Thanks everyone. I will not kick the wasps nest then and hope she doesn't decide to chat to me at pick up (she's always been friendly before). If she does I plan to just say Talk to the school. And leg it, say anything more and it may all come spilling out!
Hmm...'punching in the groin' is a weird thing to fabricate...it would normally be arm/leg/face, I think
It's really really common for children who have been bullied to act out on others, what happened to them (the bullied become bullies).... I would keep an eye on things and not kick off at the other boys mum, just in case
I'd ask the school if they told the mum that her son lied. I should think they would have done but it will put your mind at rest.
He said a punch in the balls. I changed it to groin for MN. And I don't think the idea of ball punching is an unusual one to a group of 10 year old boys! Also there are other class mates it's been done to so I am going with my gut which is my son did not bully BB.
Your child is in a class, almost the last year of primary where they punch each other in the balls? As a matter of routine?
Avoid the other mother, teach your child that punching anyone anywhere is not acceptable (which I'm sure you do) and count the days till he finishes.
It does sound a bit as though there is backstory to the pair of them. Did you know about the eye incident before?
Just make sure the teacher keeps them apart.
How did the other mum have your phone number?
She sounds like she has an axe to grind unfortunately.
Bloody hell! Growing up in the 50’s and 60’s we would often duke it out and no one cared.
The school goes to 13 so a few years yet! DS2 has never punched anyone that I'm aware of, even his younger siblings run rings around him.
I'm not saying anyone punched anyone in the balls at all, I'm just saying 10 year old boys talk about Willie's and balls a lot so I wouldn't think imagining a hit to that area as being 'weird to fabricate'. They wear boxes for sports and the incident happened (or didn't) in the sports changing room.
Knew about the eye. Happened at a party where BB mum was supervising and was told to me by everyone as an accident. (Incl her).
She has my number like many mums do with kids in same class. Parties etc.
Given this boy has no friends and sounds isolated and has reported bullying from other class members before I am very shocked that the school would dismiss this simply because another child claimed to be able to corroborate your son's account. When serious bullying and ostracism is happening on a class level it would be unsurprising for other children to back up the bullies against the victim. Strange policy.
I think your instinct to leave well alone is probably the best one.
Poor you and yr son. Once years ago, a not very nice kid made a comment about a confident rich kid (whose mother was on pta and a queen bee type)being a bit plump and drew my daughter in to it saying 'isnt he, isnt he?" and my daughter just awkardly laughed and walked away from both boys. The plump kid told his mother that my daughter was mean to him, went home in tears because he was upset about being fat, implied my dd had called him fat. Queen bee told everybody and I mean everybody that my child was a mean bully because her child too scared to tell her what really happened!

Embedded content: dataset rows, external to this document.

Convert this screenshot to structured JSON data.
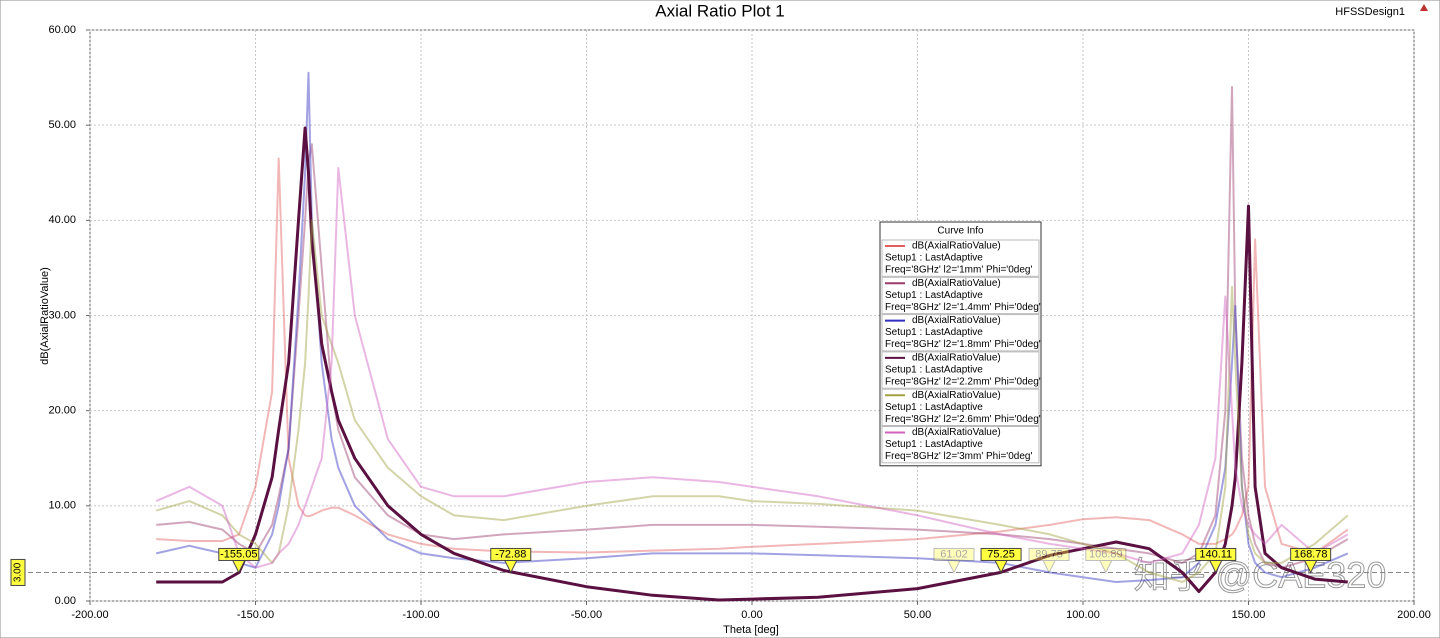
{
  "chart_data": {
    "type": "line",
    "title": "Axial Ratio Plot 1",
    "design_name": "HFSSDesign1",
    "x_label": "Theta [deg]",
    "y_label": "dB(AxialRatioValue)",
    "legend_title": "Curve Info",
    "watermark": "知乎 @CAE320",
    "xlim": [
      -200,
      200
    ],
    "ylim": [
      0,
      60
    ],
    "xticks": [
      {
        "value": -200,
        "label": "-200.00"
      },
      {
        "value": -150,
        "label": "-150.00"
      },
      {
        "value": -100,
        "label": "-100.00"
      },
      {
        "value": -50,
        "label": "-50.00"
      },
      {
        "value": 0,
        "label": "0.00"
      },
      {
        "value": 50,
        "label": "50.00"
      },
      {
        "value": 100,
        "label": "100.00"
      },
      {
        "value": 150,
        "label": "150.00"
      },
      {
        "value": 200,
        "label": "200.00"
      }
    ],
    "yticks": [
      {
        "value": 0,
        "label": "0.00"
      },
      {
        "value": 10,
        "label": "10.00"
      },
      {
        "value": 20,
        "label": "20.00"
      },
      {
        "value": 30,
        "label": "30.00"
      },
      {
        "value": 40,
        "label": "40.00"
      },
      {
        "value": 50,
        "label": "50.00"
      },
      {
        "value": 60,
        "label": "60.00"
      }
    ],
    "grid": true,
    "reference_line": {
      "value": 3,
      "label": "3.00"
    },
    "markers": [
      -155.05,
      -72.88,
      75.25,
      140.11,
      168.78
    ],
    "inactive_markers": [
      61.02,
      89.75,
      106.89
    ],
    "x": [
      -180,
      -170,
      -160,
      -155,
      -150,
      -145,
      -143,
      -140,
      -137,
      -135,
      -134,
      -133,
      -130,
      -127,
      -125,
      -120,
      -110,
      -100,
      -90,
      -75,
      -50,
      -30,
      -10,
      0,
      20,
      50,
      75,
      90,
      100,
      110,
      120,
      130,
      135,
      140,
      143,
      145,
      146,
      148,
      150,
      152,
      155,
      160,
      170,
      180
    ],
    "series": [
      {
        "name": "dB(AxialRatioValue)",
        "setup": "Setup1 : LastAdaptive",
        "variation": "Freq='8GHz' l2='1mm' Phi='0deg'",
        "color": "#e06060",
        "opacity": 0.45,
        "width": 2,
        "values": [
          6.5,
          6.3,
          6.3,
          7,
          12,
          22,
          46.5,
          15,
          10,
          9,
          8.9,
          9,
          9.5,
          9.8,
          9.8,
          9,
          7,
          6,
          5.5,
          5.2,
          5.1,
          5.3,
          5.5,
          5.7,
          6,
          6.5,
          7.3,
          8,
          8.6,
          8.8,
          8.5,
          7,
          6,
          6,
          6.5,
          7,
          7.5,
          9,
          12,
          38,
          12,
          6,
          5,
          7.5
        ]
      },
      {
        "name": "dB(AxialRatioValue)",
        "setup": "Setup1 : LastAdaptive",
        "variation": "Freq='8GHz' l2='1.4mm' Phi='0deg'",
        "color": "#9a3a6a",
        "opacity": 0.45,
        "width": 2,
        "values": [
          8,
          8.3,
          7.5,
          6,
          5,
          8,
          11,
          16,
          30,
          40,
          46,
          48,
          35,
          22,
          18,
          13,
          9,
          7,
          6.5,
          7,
          7.5,
          8,
          8,
          8,
          7.8,
          7.5,
          7,
          6.5,
          6,
          5.5,
          5,
          4,
          5,
          9,
          20,
          54,
          30,
          15,
          9,
          6,
          4,
          3.5,
          4.5,
          6.5
        ]
      },
      {
        "name": "dB(AxialRatioValue)",
        "setup": "Setup1 : LastAdaptive",
        "variation": "Freq='8GHz' l2='1.8mm' Phi='0deg'",
        "color": "#3030c0",
        "opacity": 0.45,
        "width": 2,
        "values": [
          5,
          5.8,
          5,
          4,
          3.5,
          7,
          10,
          16,
          32,
          45,
          55.5,
          40,
          25,
          17,
          14,
          10,
          6.5,
          5,
          4.5,
          4,
          4.5,
          5,
          5,
          5,
          4.8,
          4.5,
          4,
          3,
          2.5,
          2,
          2.2,
          2.5,
          4,
          8,
          14,
          25,
          31,
          12,
          6,
          4,
          3,
          2.5,
          3.5,
          5
        ]
      },
      {
        "name": "dB(AxialRatioValue)",
        "setup": "Setup1 : LastAdaptive",
        "variation": "Freq='8GHz' l2='2.2mm' Phi='0deg'",
        "color": "#5a1040",
        "opacity": 1,
        "width": 3,
        "values": [
          2,
          2,
          2,
          3,
          7,
          13,
          18,
          25,
          40,
          49.7,
          45,
          38,
          27,
          22,
          19,
          15,
          10,
          7,
          5,
          3.2,
          1.5,
          0.6,
          0.1,
          0.2,
          0.4,
          1.3,
          3,
          4.8,
          5.5,
          6.2,
          5.5,
          3,
          1,
          3,
          6,
          10,
          13,
          25,
          41.5,
          12,
          5,
          3.5,
          2.3,
          2
        ]
      },
      {
        "name": "dB(AxialRatioValue)",
        "setup": "Setup1 : LastAdaptive",
        "variation": "Freq='8GHz' l2='2.6mm' Phi='0deg'",
        "color": "#a0a040",
        "opacity": 0.45,
        "width": 2,
        "values": [
          9.5,
          10.5,
          9,
          7,
          6,
          4,
          5,
          10,
          18,
          25,
          32,
          40,
          30,
          27,
          25,
          19,
          14,
          11,
          9,
          8.5,
          10,
          11,
          11,
          10.5,
          10.2,
          9.5,
          8,
          7,
          6,
          5,
          3,
          2,
          3,
          5,
          12,
          33,
          25,
          12,
          7,
          5,
          4,
          4,
          6,
          9
        ]
      },
      {
        "name": "dB(AxialRatioValue)",
        "setup": "Setup1 : LastAdaptive",
        "variation": "Freq='8GHz' l2='3mm' Phi='0deg'",
        "color": "#d060c0",
        "opacity": 0.45,
        "width": 2,
        "values": [
          10.5,
          12,
          10,
          5,
          3.5,
          4,
          5,
          6,
          8,
          10,
          11,
          12,
          15,
          25,
          45.5,
          30,
          17,
          12,
          11,
          11,
          12.5,
          13,
          12.5,
          12,
          11,
          9,
          7,
          6,
          5.5,
          5,
          4,
          5,
          8,
          15,
          32,
          20,
          14,
          10,
          8,
          7,
          6,
          8,
          5,
          7
        ]
      }
    ]
  }
}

The head came to talk to the class about bullying and everybody "knew" that it was because my dd had been bullying her son.
Often the child being bullied is upset that some other child in the vicinity hasnt shown them loyalty. That's what happened to my dd. A boy 8 moths older and taller and bigger was basically angry that my smaller dd didnt stand up to a bully on his behalf.
I had a similar thing happen some years back, mother unknown to me phoned to tell me my son had kicked her son at lunchtime and I was to tell my son not to be a bully.
I went to the teacher who said she had no issues with my son's behaviour but that there was a parent causing problems between the children, apparently this parent lurked in the school grounds (not UK) and took it upon themselves to report every perceived injustice to parents and teachers. Utterly bizarre. Anyway, the school was great. I never called the woman back because she's just a dick. Not worth engaging with.